Speed Up Training \ Optimization Task

Posted By: Giorm

Speed Up Training \ Optimization Task - 10/18/15 18:33

In order to boost the training\optimization tasks I think it could very useful to implement the following functionalities:
1. Genetic Optimization (method similar of Multicharts - see other thread)
2. Test\Train by using MultiCPU (not only for WFO) and GPU cores (CUDA \ OpenCL)
3. Distributed nodes Optimization (to distribute train task across multiple computer nodes running Zorro)

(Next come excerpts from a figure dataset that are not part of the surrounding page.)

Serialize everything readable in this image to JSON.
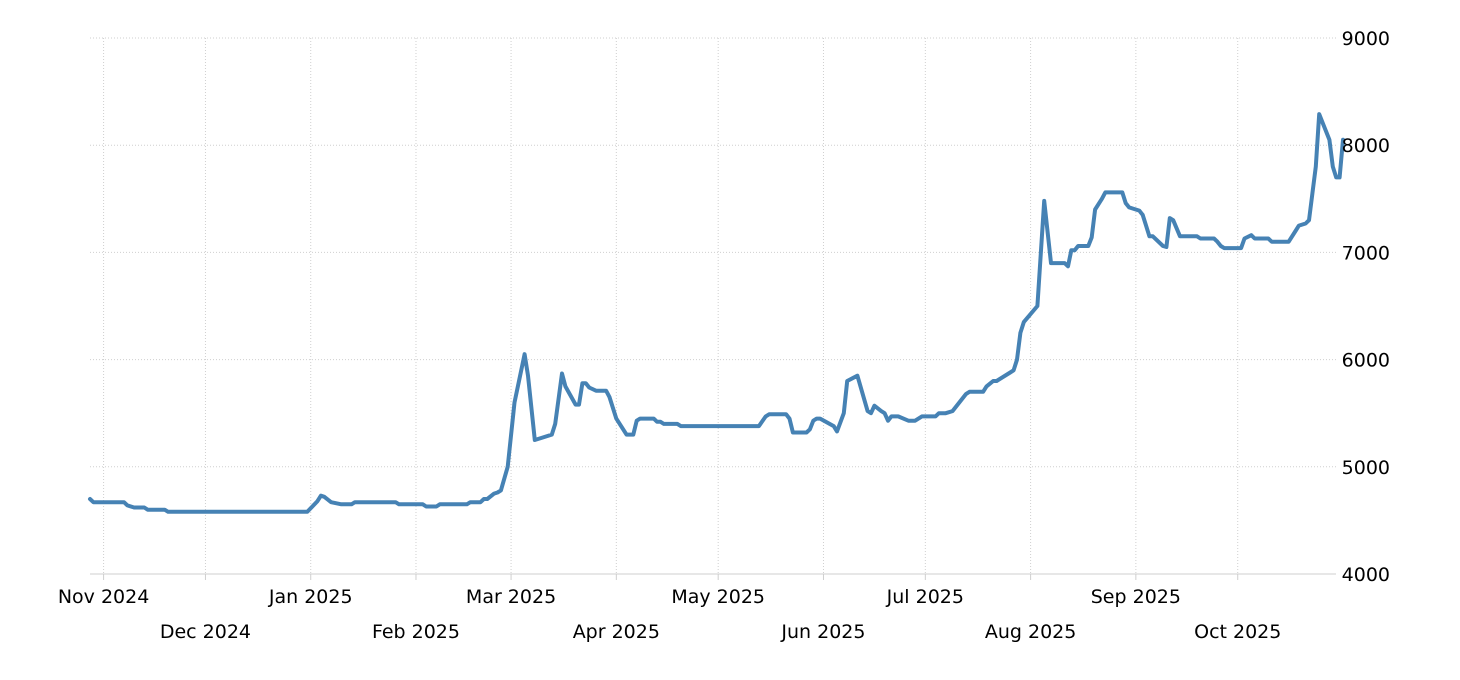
{
  "chart_data": {
    "type": "line",
    "title": "",
    "xlabel": "",
    "ylabel": "",
    "ylim": [
      4000,
      9000
    ],
    "xlim": [
      "2024-10-28",
      "2025-10-30"
    ],
    "y_axis_position": "right",
    "grid": true,
    "legend": "none",
    "line_color": "#4682b4",
    "y_ticks": [
      "4000",
      "5000",
      "6000",
      "7000",
      "8000",
      "9000"
    ],
    "x_ticks": [
      {
        "date": "2024-11-01",
        "label": "Nov 2024",
        "row": 1
      },
      {
        "date": "2024-12-01",
        "label": "Dec 2024",
        "row": 2
      },
      {
        "date": "2025-01-01",
        "label": "Jan 2025",
        "row": 1
      },
      {
        "date": "2025-02-01",
        "label": "Feb 2025",
        "row": 2
      },
      {
        "date": "2025-03-01",
        "label": "Mar 2025",
        "row": 1
      },
      {
        "date": "2025-04-01",
        "label": "Apr 2025",
        "row": 2
      },
      {
        "date": "2025-05-01",
        "label": "May 2025",
        "row": 1
      },
      {
        "date": "2025-06-01",
        "label": "Jun 2025",
        "row": 2
      },
      {
        "date": "2025-07-01",
        "label": "Jul 2025",
        "row": 1
      },
      {
        "date": "2025-08-01",
        "label": "Aug 2025",
        "row": 2
      },
      {
        "date": "2025-09-01",
        "label": "Sep 2025",
        "row": 1
      },
      {
        "date": "2025-10-01",
        "label": "Oct 2025",
        "row": 2
      }
    ],
    "series": [
      {
        "points": [
          [
            "2024-10-28",
            4700
          ],
          [
            "2024-10-29",
            4670
          ],
          [
            "2024-11-07",
            4670
          ],
          [
            "2024-11-08",
            4640
          ],
          [
            "2024-11-10",
            4620
          ],
          [
            "2024-11-13",
            4620
          ],
          [
            "2024-11-14",
            4600
          ],
          [
            "2024-11-19",
            4600
          ],
          [
            "2024-11-20",
            4580
          ],
          [
            "2024-12-31",
            4580
          ],
          [
            "2025-01-03",
            4680
          ],
          [
            "2025-01-04",
            4730
          ],
          [
            "2025-01-05",
            4720
          ],
          [
            "2025-01-07",
            4670
          ],
          [
            "2025-01-10",
            4650
          ],
          [
            "2025-01-13",
            4650
          ],
          [
            "2025-01-14",
            4670
          ],
          [
            "2025-01-26",
            4670
          ],
          [
            "2025-01-27",
            4650
          ],
          [
            "2025-02-03",
            4650
          ],
          [
            "2025-02-04",
            4630
          ],
          [
            "2025-02-07",
            4630
          ],
          [
            "2025-02-08",
            4650
          ],
          [
            "2025-02-16",
            4650
          ],
          [
            "2025-02-17",
            4670
          ],
          [
            "2025-02-20",
            4670
          ],
          [
            "2025-02-21",
            4700
          ],
          [
            "2025-02-22",
            4700
          ],
          [
            "2025-02-24",
            4750
          ],
          [
            "2025-02-25",
            4760
          ],
          [
            "2025-02-26",
            4780
          ],
          [
            "2025-02-28",
            5000
          ],
          [
            "2025-03-02",
            5600
          ],
          [
            "2025-03-05",
            6050
          ],
          [
            "2025-03-06",
            5850
          ],
          [
            "2025-03-08",
            5250
          ],
          [
            "2025-03-10",
            5270
          ],
          [
            "2025-03-13",
            5300
          ],
          [
            "2025-03-14",
            5400
          ],
          [
            "2025-03-16",
            5870
          ],
          [
            "2025-03-17",
            5750
          ],
          [
            "2025-03-20",
            5580
          ],
          [
            "2025-03-21",
            5580
          ],
          [
            "2025-03-22",
            5780
          ],
          [
            "2025-03-23",
            5780
          ],
          [
            "2025-03-24",
            5740
          ],
          [
            "2025-03-26",
            5710
          ],
          [
            "2025-03-29",
            5710
          ],
          [
            "2025-03-30",
            5650
          ],
          [
            "2025-04-01",
            5450
          ],
          [
            "2025-04-04",
            5300
          ],
          [
            "2025-04-06",
            5300
          ],
          [
            "2025-04-07",
            5430
          ],
          [
            "2025-04-08",
            5450
          ],
          [
            "2025-04-12",
            5450
          ],
          [
            "2025-04-13",
            5420
          ],
          [
            "2025-04-14",
            5420
          ],
          [
            "2025-04-15",
            5400
          ],
          [
            "2025-04-19",
            5400
          ],
          [
            "2025-04-20",
            5380
          ],
          [
            "2025-05-13",
            5380
          ],
          [
            "2025-05-15",
            5470
          ],
          [
            "2025-05-16",
            5490
          ],
          [
            "2025-05-21",
            5490
          ],
          [
            "2025-05-22",
            5450
          ],
          [
            "2025-05-23",
            5320
          ],
          [
            "2025-05-27",
            5320
          ],
          [
            "2025-05-28",
            5350
          ],
          [
            "2025-05-29",
            5430
          ],
          [
            "2025-05-30",
            5450
          ],
          [
            "2025-05-31",
            5450
          ],
          [
            "2025-06-04",
            5380
          ],
          [
            "2025-06-05",
            5330
          ],
          [
            "2025-06-07",
            5500
          ],
          [
            "2025-06-08",
            5800
          ],
          [
            "2025-06-11",
            5850
          ],
          [
            "2025-06-14",
            5520
          ],
          [
            "2025-06-15",
            5500
          ],
          [
            "2025-06-16",
            5570
          ],
          [
            "2025-06-18",
            5520
          ],
          [
            "2025-06-19",
            5500
          ],
          [
            "2025-06-20",
            5430
          ],
          [
            "2025-06-21",
            5470
          ],
          [
            "2025-06-23",
            5470
          ],
          [
            "2025-06-26",
            5430
          ],
          [
            "2025-06-28",
            5430
          ],
          [
            "2025-06-30",
            5470
          ],
          [
            "2025-07-04",
            5470
          ],
          [
            "2025-07-05",
            5500
          ],
          [
            "2025-07-07",
            5500
          ],
          [
            "2025-07-09",
            5520
          ],
          [
            "2025-07-11",
            5600
          ],
          [
            "2025-07-13",
            5680
          ],
          [
            "2025-07-14",
            5700
          ],
          [
            "2025-07-18",
            5700
          ],
          [
            "2025-07-19",
            5750
          ],
          [
            "2025-07-21",
            5800
          ],
          [
            "2025-07-22",
            5800
          ],
          [
            "2025-07-26",
            5880
          ],
          [
            "2025-07-27",
            5900
          ],
          [
            "2025-07-28",
            6000
          ],
          [
            "2025-07-29",
            6250
          ],
          [
            "2025-07-30",
            6350
          ],
          [
            "2025-08-03",
            6500
          ],
          [
            "2025-08-05",
            7480
          ],
          [
            "2025-08-07",
            6900
          ],
          [
            "2025-08-11",
            6900
          ],
          [
            "2025-08-12",
            6870
          ],
          [
            "2025-08-13",
            7020
          ],
          [
            "2025-08-14",
            7020
          ],
          [
            "2025-08-15",
            7060
          ],
          [
            "2025-08-18",
            7060
          ],
          [
            "2025-08-19",
            7140
          ],
          [
            "2025-08-20",
            7400
          ],
          [
            "2025-08-22",
            7500
          ],
          [
            "2025-08-23",
            7560
          ],
          [
            "2025-08-28",
            7560
          ],
          [
            "2025-08-29",
            7460
          ],
          [
            "2025-08-30",
            7420
          ],
          [
            "2025-09-02",
            7390
          ],
          [
            "2025-09-03",
            7350
          ],
          [
            "2025-09-05",
            7150
          ],
          [
            "2025-09-06",
            7150
          ],
          [
            "2025-09-09",
            7060
          ],
          [
            "2025-09-10",
            7050
          ],
          [
            "2025-09-11",
            7320
          ],
          [
            "2025-09-12",
            7300
          ],
          [
            "2025-09-14",
            7150
          ],
          [
            "2025-09-19",
            7150
          ],
          [
            "2025-09-20",
            7130
          ],
          [
            "2025-09-24",
            7130
          ],
          [
            "2025-09-25",
            7100
          ],
          [
            "2025-09-26",
            7060
          ],
          [
            "2025-09-27",
            7040
          ],
          [
            "2025-09-29",
            7040
          ],
          [
            "2025-10-02",
            7040
          ],
          [
            "2025-10-03",
            7130
          ],
          [
            "2025-10-05",
            7160
          ],
          [
            "2025-10-06",
            7130
          ],
          [
            "2025-10-10",
            7130
          ],
          [
            "2025-10-11",
            7100
          ],
          [
            "2025-10-16",
            7100
          ],
          [
            "2025-10-18",
            7200
          ],
          [
            "2025-10-19",
            7250
          ],
          [
            "2025-10-21",
            7270
          ],
          [
            "2025-10-22",
            7300
          ],
          [
            "2025-10-23",
            7550
          ],
          [
            "2025-10-24",
            7800
          ],
          [
            "2025-10-25",
            8290
          ],
          [
            "2025-10-28",
            8050
          ],
          [
            "2025-10-29",
            7800
          ],
          [
            "2025-10-30",
            7700
          ],
          [
            "2025-10-31",
            7700
          ],
          [
            "2025-11-01",
            8050
          ]
        ]
      }
    ]
  }
}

Let me know what you think about them.
thanks

Posted By: jcl

Re: Speed Up Training \ Optimization Task - 10/19/15 09:22

Genetic optimization a la Multicharts is planned, although not with the highest priority, as it is much slower that the current method. Multiple cores and nodes can be used only when the process can be parallelized, as in WFO. CUDA is for special tasks and can not be used for general optimization.

Posted By: Giorm

Re: Speed Up Training \ Optimization Task - 10/19/15 10:24

thanks Jcl

Genetic optimization: when you say that it's slower than the current method what do you mean? If the optimization search domain is big enough, I think that the genetic algorithmic is faster than the actual method, isn't it?

Multiple cores and nodes: i understand the topic that you can use it only on specific parallelizable processes. As on WFO (that is an easy process - isolation speaking) you can use parallelization also in order to distribute the training process among different asset or algo (supposing obviously that you write the code, inside an asset\algo "while" loop, in a truly indipendent way from other loops).

CUDA: I'm not an expert and I could be wrong but I see that in Python is possible use it for Montecarlo, matrix manipulation,... (https://www.quantstart.com/articles).

Posted By: jcl

Re: Speed Up Training \ Optimization Task - 10/19/15 11:42

No, the genetic algorithm is an order of magnitude slower, especially the Multicharts variant, simply because it needs more test cycles than the current method. The advantage is not speed, it is finding more local maxima.

Distributing the training process on several cores would require that no algo or asset can use variables from other algos and assets. That would not work for many systems, for instance not for Z12. And it has no real advantage, as you normally have less CPU cores than WFO cycles.

CUDA is a C dialect for the Open64 compiler and has nothing to do with Python. You can not "run something in CUDA", you must specifically program it in CUDA for taking advantage of the GPU.